L'abîme primordial
Hier dans True Blood un personnage disait une chose intéressante. Bon, en fait c'est une série où les personnages disent les choses qu'on voudrait entendre de la part de notre entourage et qu'on n'entend absolument jamais. En sorte que, bien que les personnages semblent d'une normalité et d'une connerie affligeantes, ils sont en fait hautement anormaux parce qu'ils disent ce qu'ils ressentent. Alors que les gens réellement ordinaires ne savent même pas ce qu'ils ressentent.
Donc dans le cas qui m'intéresse, Jason se souvient que quelqu'un lui a dit "You will never have what I have because something in you is missing". Pour faire simple, il lui manque un morceau (d'âme). Et Jason d'approuver, parce qu'il a bien la sensation qu'il lui manque un morceau. Et puis aujourd'hui un ami m'écrit pour me dire quelque chose dont le sens se traduit pour moi par "Il me manque un morceau" (à lui). Du coup, je me retrouve à lui expliquer que tout le monde a cette sensation. C'est probablement l'envers de notre abîme fondamental, sa manifestation samsarique.
Dans un autre post j'expliquais la structure trinitaire de Dieu. Mais comme nous sommes à l'image de Dieu, il est clair que toutes les âmes sont trinitaires. C'est pour cette raison qu'il est fondamental de savoir en quoi consiste cette trinité, et pourquoi le christianisme insiste tellement dessus. Par contre, lorsque le dogme dit "un dieu, trois personnes" (ou trois hypostases), là ça ne va pas, parce qu'il n'y a pas trois hypostases ou personnes en chaque âme. C'est ridicule de dire ça. Alors le chrétien qui n'a pas compris nous dira que nous sommes différents de Dieu et qu'il n'y a que Dieu qui est trois, mais non, parce qu'il suffit de bien regarder en soi pour trouver cette trinité-là. Ce sont donc les théologiens qui ont mal choisi leurs mots. Il n'y a pas trois bases semblables pour le Père le Fils et le Saint Esprit qui sont radicalement différents sous un certain rapport. Et lui cependant partagent tout le reste (les qualités). Donc il y a en nous cette abîme primordial et inconnaissable, qui est "le Père". C'est la condition pour que l'univers (le Fils) se renouvelle à l'infini.

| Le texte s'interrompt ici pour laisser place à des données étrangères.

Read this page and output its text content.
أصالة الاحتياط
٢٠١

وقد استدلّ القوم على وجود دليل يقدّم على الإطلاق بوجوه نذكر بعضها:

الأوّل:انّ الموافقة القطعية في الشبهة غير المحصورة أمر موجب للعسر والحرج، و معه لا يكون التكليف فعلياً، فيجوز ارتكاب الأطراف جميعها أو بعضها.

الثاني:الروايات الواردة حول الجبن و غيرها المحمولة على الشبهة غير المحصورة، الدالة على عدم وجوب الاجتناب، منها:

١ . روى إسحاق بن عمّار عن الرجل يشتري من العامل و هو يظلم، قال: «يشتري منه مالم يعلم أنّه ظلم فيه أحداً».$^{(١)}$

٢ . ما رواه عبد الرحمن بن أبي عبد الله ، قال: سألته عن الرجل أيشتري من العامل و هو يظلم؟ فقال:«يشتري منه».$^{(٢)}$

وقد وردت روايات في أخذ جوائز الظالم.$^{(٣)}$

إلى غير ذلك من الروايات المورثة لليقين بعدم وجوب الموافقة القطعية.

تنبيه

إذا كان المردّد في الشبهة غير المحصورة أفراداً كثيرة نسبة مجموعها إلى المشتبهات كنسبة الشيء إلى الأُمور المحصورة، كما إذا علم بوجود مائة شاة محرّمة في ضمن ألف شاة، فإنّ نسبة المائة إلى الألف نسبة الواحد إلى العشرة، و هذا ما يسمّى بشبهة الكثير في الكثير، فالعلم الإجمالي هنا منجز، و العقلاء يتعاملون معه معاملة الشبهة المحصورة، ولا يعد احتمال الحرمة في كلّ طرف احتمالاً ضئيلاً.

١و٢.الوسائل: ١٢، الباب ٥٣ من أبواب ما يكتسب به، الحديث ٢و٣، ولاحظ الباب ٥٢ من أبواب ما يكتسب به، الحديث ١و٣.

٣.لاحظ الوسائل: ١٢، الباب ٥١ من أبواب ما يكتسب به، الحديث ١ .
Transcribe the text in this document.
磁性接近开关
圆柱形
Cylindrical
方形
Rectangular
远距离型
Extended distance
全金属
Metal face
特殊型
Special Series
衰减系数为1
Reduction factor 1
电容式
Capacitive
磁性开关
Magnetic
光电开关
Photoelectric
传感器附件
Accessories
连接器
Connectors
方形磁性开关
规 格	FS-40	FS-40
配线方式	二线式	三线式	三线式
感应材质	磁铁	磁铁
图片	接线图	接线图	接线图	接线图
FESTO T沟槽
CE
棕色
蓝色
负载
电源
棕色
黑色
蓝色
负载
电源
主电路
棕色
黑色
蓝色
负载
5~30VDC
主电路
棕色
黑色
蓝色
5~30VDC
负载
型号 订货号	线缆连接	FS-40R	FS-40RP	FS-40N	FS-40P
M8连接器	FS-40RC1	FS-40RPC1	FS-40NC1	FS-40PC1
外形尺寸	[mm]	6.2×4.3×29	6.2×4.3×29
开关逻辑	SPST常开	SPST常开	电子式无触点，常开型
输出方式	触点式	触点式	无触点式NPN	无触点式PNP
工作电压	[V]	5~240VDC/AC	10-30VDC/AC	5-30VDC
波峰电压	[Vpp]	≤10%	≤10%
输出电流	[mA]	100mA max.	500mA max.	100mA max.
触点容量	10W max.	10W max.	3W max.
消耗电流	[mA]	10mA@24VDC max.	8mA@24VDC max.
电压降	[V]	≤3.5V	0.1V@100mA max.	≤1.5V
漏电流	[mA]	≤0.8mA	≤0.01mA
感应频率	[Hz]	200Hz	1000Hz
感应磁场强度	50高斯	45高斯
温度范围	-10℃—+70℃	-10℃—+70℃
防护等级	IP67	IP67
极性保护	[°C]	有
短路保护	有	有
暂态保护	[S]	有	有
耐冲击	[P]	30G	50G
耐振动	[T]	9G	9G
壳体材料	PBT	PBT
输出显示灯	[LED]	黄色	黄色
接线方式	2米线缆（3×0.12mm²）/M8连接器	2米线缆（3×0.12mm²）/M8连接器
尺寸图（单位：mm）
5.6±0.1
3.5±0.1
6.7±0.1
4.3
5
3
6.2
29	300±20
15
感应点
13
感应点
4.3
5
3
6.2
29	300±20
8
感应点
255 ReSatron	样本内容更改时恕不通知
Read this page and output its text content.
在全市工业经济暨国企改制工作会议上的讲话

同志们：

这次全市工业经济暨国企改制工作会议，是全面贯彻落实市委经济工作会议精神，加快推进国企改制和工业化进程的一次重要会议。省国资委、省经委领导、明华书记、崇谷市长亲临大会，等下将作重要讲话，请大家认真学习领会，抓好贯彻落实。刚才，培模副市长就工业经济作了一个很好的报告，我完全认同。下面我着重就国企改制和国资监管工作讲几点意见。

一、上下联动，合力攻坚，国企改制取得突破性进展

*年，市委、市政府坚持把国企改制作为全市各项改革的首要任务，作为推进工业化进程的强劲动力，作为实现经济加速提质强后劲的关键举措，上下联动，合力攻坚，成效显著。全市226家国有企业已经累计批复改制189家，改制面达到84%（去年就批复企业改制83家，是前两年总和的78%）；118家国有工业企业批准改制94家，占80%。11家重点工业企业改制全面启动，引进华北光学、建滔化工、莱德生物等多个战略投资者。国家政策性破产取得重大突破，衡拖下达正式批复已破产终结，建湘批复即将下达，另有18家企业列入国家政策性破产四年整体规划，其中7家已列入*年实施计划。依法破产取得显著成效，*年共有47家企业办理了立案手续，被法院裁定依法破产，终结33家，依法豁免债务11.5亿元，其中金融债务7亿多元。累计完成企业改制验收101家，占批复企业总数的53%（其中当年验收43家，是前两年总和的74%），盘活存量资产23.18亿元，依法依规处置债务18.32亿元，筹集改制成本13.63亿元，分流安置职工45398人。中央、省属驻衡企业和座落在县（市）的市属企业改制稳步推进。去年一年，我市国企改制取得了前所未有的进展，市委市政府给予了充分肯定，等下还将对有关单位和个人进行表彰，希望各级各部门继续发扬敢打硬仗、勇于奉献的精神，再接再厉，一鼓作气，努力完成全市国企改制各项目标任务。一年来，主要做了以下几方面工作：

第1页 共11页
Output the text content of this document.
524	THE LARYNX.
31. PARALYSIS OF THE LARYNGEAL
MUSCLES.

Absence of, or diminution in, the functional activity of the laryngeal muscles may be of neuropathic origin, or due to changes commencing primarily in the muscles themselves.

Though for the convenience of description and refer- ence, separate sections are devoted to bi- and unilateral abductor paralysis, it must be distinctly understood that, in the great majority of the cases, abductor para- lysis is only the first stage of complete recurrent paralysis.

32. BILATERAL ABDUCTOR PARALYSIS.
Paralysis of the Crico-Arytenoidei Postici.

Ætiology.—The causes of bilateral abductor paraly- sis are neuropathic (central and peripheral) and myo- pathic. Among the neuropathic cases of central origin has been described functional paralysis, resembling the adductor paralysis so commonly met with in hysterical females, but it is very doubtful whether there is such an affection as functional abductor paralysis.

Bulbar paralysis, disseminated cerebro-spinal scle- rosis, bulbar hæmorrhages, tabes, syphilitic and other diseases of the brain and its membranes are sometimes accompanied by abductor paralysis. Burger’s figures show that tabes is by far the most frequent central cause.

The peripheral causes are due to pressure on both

Mais ce truc, ça fait peur à tout le monde, personne n'a envie d'être un trou sans fond. Donc tout le monde essaie de le boucher, c'est-à-dire de se définir comme quelque chose de fini et de reconnaissable. Et c'est ce qui crée à mon avis cette sensation qu'il manque quelque chose, car ça cristallise le karma (notre univers) d'une façon évidemment peu harmonieuse. On se met à ressembler au monstre de Frankenstein, un bout par ci, un bout par là, et rien ne va ensemble. C'est sûr qu'en regardant ça, on se dit que quelque chose manque, et ce quelque chose, c'est la Vie qui sort de l'abîme primordial.
Tout le monde est intimement convaincu (à raison) qu'il lui manque un morceau, mais tout le monde croit qu'il est unique, et que tous les autres sont normaux. Ce qui est évidemment faux, car il suffit d'observer n'importe qui, et on voit en chacun cet abîme samsarique qui vient du refus de l'abîme primordial. Simplement il est différent chez chacun donc si on cherche chez son voisin le même trou qu'en soi, on ne va pas le trouver, et on va en conclure que le voisin est normal. De qui est d'une grande prétention quand on y pense. Se croire la seule âme mal foutue au monde.
Si l'on regarde plus attentivement, on se rend compte que ceux qui sont désignés comme étant des êtres spirituellement avancés, sont en premier lieu des gens qui ont cessé de cacher leur abîme samsarique. Pour autant, il n'a pas disparu, car il ne disparaît qu'avec le karma. C'est le karma, dans sa façon tordue de s'organiser. Quand je regarde Dzongsar Khyentsé, je reconnais en lui cet abîme, et lui-même dit qu'il n'est pas sorti du samsara, ce qui à l'époque où il le dit est vrai. Par contre, il y a des maîtres où je ne le vois plus, le Lopön, Jamyang Khyentsé, Dudjom Rinpoche et quelques autres.
Bref, la première étape c'est de cesser de se cacher la tête dans le sable. On a l'impression d'être fondamentalement mal foutu, et on a raison. Tout le monde est pareil. La seule solution, c'est de faire avec, parce qu'on peut se tortiller dans tous les sens, le costume sera toujours mal taillé tant qu'il y aura un costume. C'est la nature du karma de dessiner un trou au centre du tableau. Qui nous désigne obstinément celui que nous voulons oublier.